製剤実施例及び比較例にて製造した工業用殺菌剤組成物を無色のガラス試験管に充填し、屋外で1週間保管し、その後液体クロマトグラフィーによりCMT、MT、BPの残存率を測定した。また沈殿の発生を目視により評価した。結果を第1表及び第2表、並びに実施例3、5及び7、及び比較例の概観の写真を図1及び2に示す。
A:残存率90%以上
B:残存率80〜99%
C:残存率70〜79%
D:残存率60〜69%
E:残存率59%以下
以上の評価基準において、C以上は製品の効果として問題ないが、D以下は効果に問題があり製品とすることができない。
A:沈殿物の発生が少なく、沈降していない
B:目視で明らかに沈殿物が発生
C:多くの沈殿物の発生が認められる
以上の評価基準において、Aは製品の使用に問題ないが、B以下は問題があり製品とすることができない。
Claims (10)
- イソチアゾロン系殺菌剤の1種又は2種以上、ハロゲン化脂肪族ニトロアルコール系殺菌剤、pH緩衝剤、スルホン酸塩及び水を含有し、pHが2.3以上4.0以下の範囲である工業用殺菌剤組成物。
- イソチアゾロン系殺菌剤が2−メチル−4−イソチアゾリン−3−オン及び/又は5−クロロ−2−メチル−4−イソチアゾリン−3−オンであり、ハロゲン化脂肪族ニトロアルコール系殺菌剤が2−ブロモ−2−ニトロプロパン−1,3−ジオールである請求項1に記載の工業用殺菌剤組成物。

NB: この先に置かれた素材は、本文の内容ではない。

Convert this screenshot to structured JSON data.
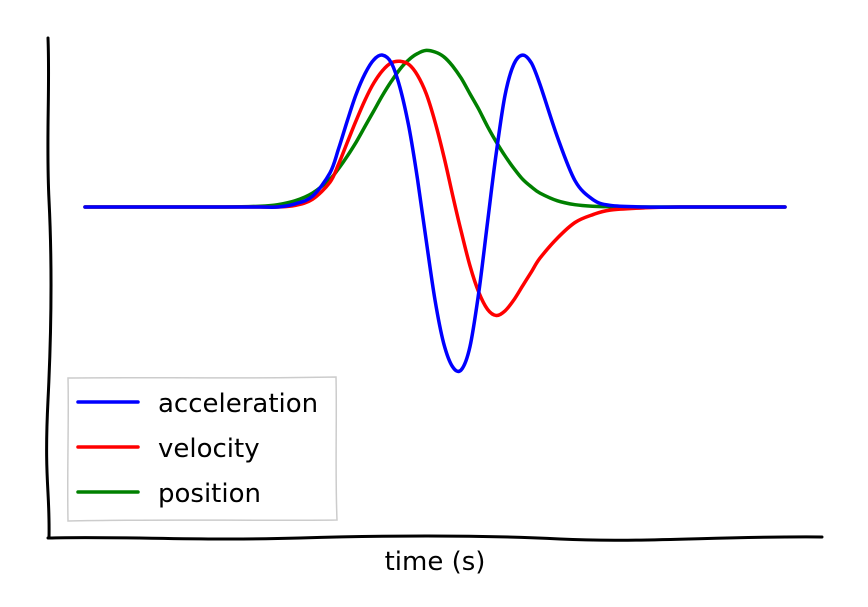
{
  "chart_data": {
    "type": "line",
    "title": "",
    "xlabel": "time (s)",
    "ylabel": "",
    "xlim": [
      -10,
      10
    ],
    "ylim": [
      -1.1,
      1.1
    ],
    "grid": false,
    "legend": "bottom-left",
    "x": [
      -10,
      -9,
      -8,
      -7,
      -6,
      -5,
      -4.5,
      -4,
      -3.5,
      -3,
      -2.75,
      -2.5,
      -2.25,
      -2,
      -1.75,
      -1.5,
      -1.25,
      -1,
      -0.75,
      -0.5,
      -0.25,
      0,
      0.25,
      0.5,
      0.75,
      1,
      1.25,
      1.5,
      1.75,
      2,
      2.25,
      2.5,
      2.75,
      3,
      3.5,
      4,
      4.5,
      5,
      6,
      7,
      8,
      9,
      10
    ],
    "series": [
      {
        "name": "acceleration",
        "color": "#0000ff",
        "values": [
          0,
          0,
          0,
          0,
          0,
          0,
          0,
          0.02,
          0.07,
          0.22,
          0.38,
          0.56,
          0.73,
          0.86,
          0.95,
          0.98,
          0.93,
          0.77,
          0.52,
          0.18,
          -0.22,
          -0.6,
          -0.88,
          -1.03,
          -1.05,
          -0.9,
          -0.55,
          -0.1,
          0.35,
          0.72,
          0.92,
          0.98,
          0.93,
          0.79,
          0.45,
          0.17,
          0.05,
          0.01,
          0,
          0,
          0,
          0,
          0
        ]
      },
      {
        "name": "velocity",
        "color": "#ff0000",
        "values": [
          0,
          0,
          0,
          0,
          0,
          0,
          0,
          0.01,
          0.05,
          0.16,
          0.28,
          0.42,
          0.56,
          0.69,
          0.8,
          0.88,
          0.93,
          0.94,
          0.92,
          0.85,
          0.73,
          0.55,
          0.33,
          0.08,
          -0.16,
          -0.38,
          -0.55,
          -0.66,
          -0.7,
          -0.67,
          -0.6,
          -0.51,
          -0.42,
          -0.33,
          -0.2,
          -0.1,
          -0.05,
          -0.02,
          -0.005,
          0,
          0,
          0,
          0
        ]
      },
      {
        "name": "position",
        "color": "#008000",
        "values": [
          0,
          0,
          0,
          0,
          0,
          0.005,
          0.015,
          0.04,
          0.09,
          0.18,
          0.25,
          0.33,
          0.42,
          0.52,
          0.62,
          0.72,
          0.81,
          0.89,
          0.95,
          0.99,
          1.01,
          1.0,
          0.97,
          0.91,
          0.83,
          0.73,
          0.63,
          0.52,
          0.42,
          0.33,
          0.25,
          0.18,
          0.13,
          0.09,
          0.04,
          0.015,
          0.005,
          0.002,
          0,
          0,
          0,
          0,
          0
        ]
      }
    ]
  }
}
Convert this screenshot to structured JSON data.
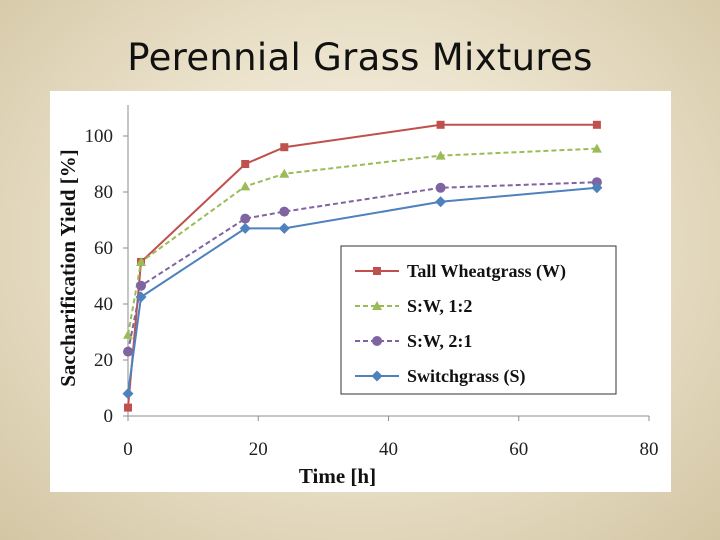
{
  "slide": {
    "title": "Perennial Grass Mixtures"
  },
  "chart_data": {
    "type": "line",
    "title": "",
    "xlabel": "Time [h]",
    "ylabel": "Saccharification Yield [%]",
    "xlim": [
      0,
      80
    ],
    "ylim": [
      0,
      110
    ],
    "xticks": [
      0,
      20,
      40,
      60,
      80
    ],
    "yticks": [
      0,
      20,
      40,
      60,
      80,
      100
    ],
    "grid": false,
    "legend_position": "center-right",
    "series": [
      {
        "name": "Tall Wheatgrass (W)",
        "color": "#c0504d",
        "marker": "square",
        "dash": "solid",
        "points": [
          [
            0,
            3
          ],
          [
            2,
            55
          ],
          [
            18,
            90
          ],
          [
            24,
            96
          ],
          [
            48,
            104
          ],
          [
            72,
            104
          ]
        ]
      },
      {
        "name": "S:W, 1:2",
        "color": "#9bbb59",
        "marker": "triangle",
        "dash": "dashed",
        "points": [
          [
            0,
            29
          ],
          [
            2,
            55
          ],
          [
            18,
            82
          ],
          [
            24,
            86.5
          ],
          [
            48,
            93
          ],
          [
            72,
            95.5
          ]
        ]
      },
      {
        "name": "S:W, 2:1",
        "color": "#8064a2",
        "marker": "circle",
        "dash": "dashed",
        "points": [
          [
            0,
            23
          ],
          [
            2,
            46.5
          ],
          [
            18,
            70.5
          ],
          [
            24,
            73
          ],
          [
            48,
            81.5
          ],
          [
            72,
            83.5
          ]
        ]
      },
      {
        "name": "Switchgrass (S)",
        "color": "#4f81bd",
        "marker": "diamond",
        "dash": "solid",
        "points": [
          [
            0,
            8
          ],
          [
            2,
            42.5
          ],
          [
            18,
            67
          ],
          [
            24,
            67
          ],
          [
            48,
            76.5
          ],
          [
            72,
            81.5
          ]
        ]
      }
    ]
  }
}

- pH緩衝剤が多塩基酸塩である請求項1又は2に記載の工業用殺菌剤組成物。
- pH緩衝剤が酢酸塩、プロピオン酸塩、安息香酸塩、グリシン塩、フタル酸塩、イソフタル酸塩、テレフタル酸塩、フマル酸塩、マレイン酸塩、コハク酸塩、クエン酸塩、酒石酸塩、リンゴ酸塩、グルコン酸塩、グルタル酸塩、エチレンジアミン四酢酸塩(EDTA)、アスパラギン酸塩、グルタミン酸塩、ポリマレイン酸塩及びポリアクリル酸塩から選択される1種又は2種以上である請求項1又は2に記載の工業用殺菌剤組成物。

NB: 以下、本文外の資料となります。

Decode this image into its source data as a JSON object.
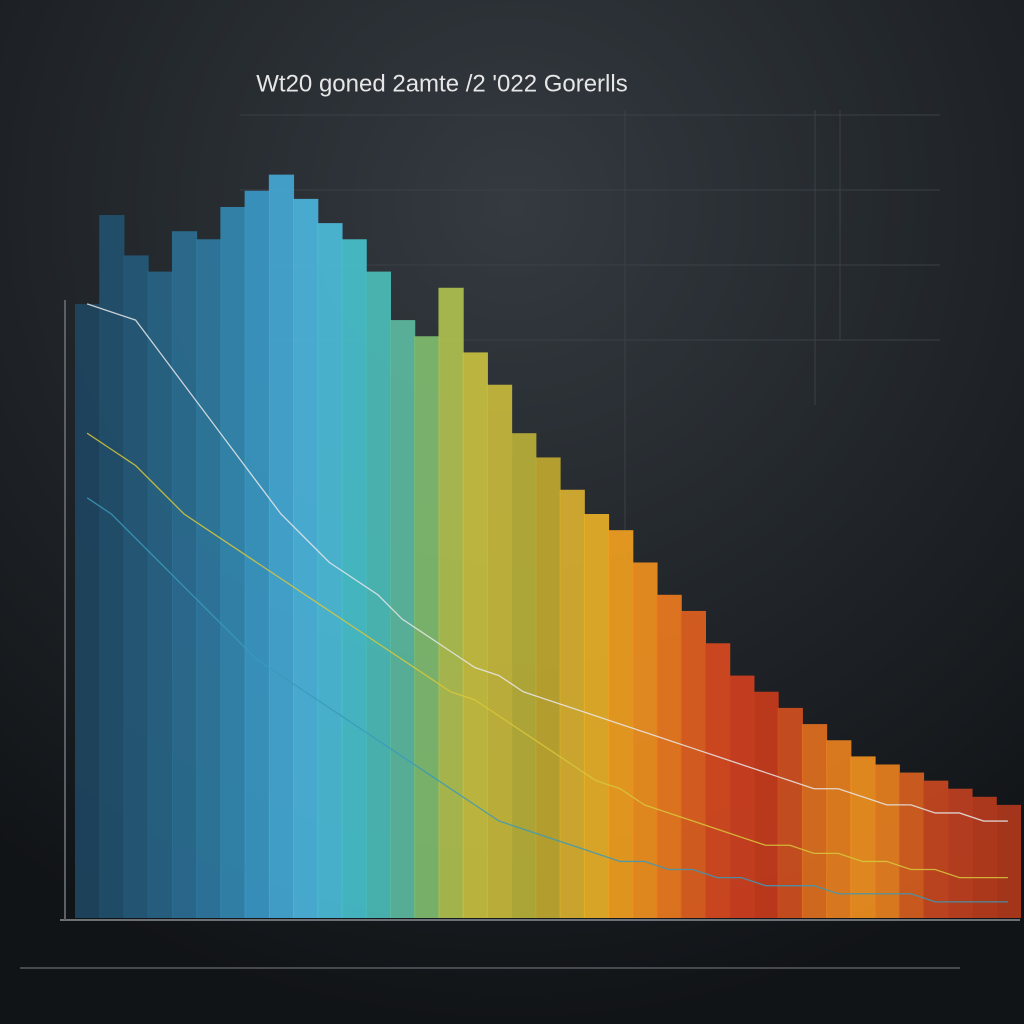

- pH緩衝剤がクエン酸3ナトリウムである請求項3又は4に記載の工業用殺菌剤組成物。
- スルホン酸塩がリグニンスルホン酸カルシウム、リグニンスルホン酸マグネシウム及びリグニンスルホン酸ナトリウムから選択される1種又は2種以上である請求項1〜5のいずれか一項に記載の工業用殺菌剤組成物。
- イソチアゾロン系殺菌剤を工業用殺菌剤組成物の全量に対して0.1〜14質量%、ハロゲン化脂肪族ニトロアルコール系殺菌剤を工業用殺菌剤組成物の全量に対して0.1〜5質量%含有する請求項1〜6のいずれか一項に記載の工業用殺菌剤組成物。
- pH緩衝剤を工業用殺菌剤組成物の全量に対して0.01〜5質量%含有する請求項1〜6のいずれか一項に記載の工業用殺菌剤組成物。
- スルホン酸塩を工業用殺菌剤組成物の全量に対して0.01〜5質量%含有する請求項1〜6のいずれか一項に記載の工業用殺菌剤組成物。
- イソチアゾロン系殺菌剤の1種又は2種以上、及びハロゲン化脂肪族ニトロアルコール系殺菌剤を有効成分として含有する工業用殺菌剤組成物において、pH緩衝剤及びスルホン酸塩を含有させ、かつpHが2.3以上4.0以下の範囲に調整することを特徴とする工業用殺菌剤組成物の安定化方法。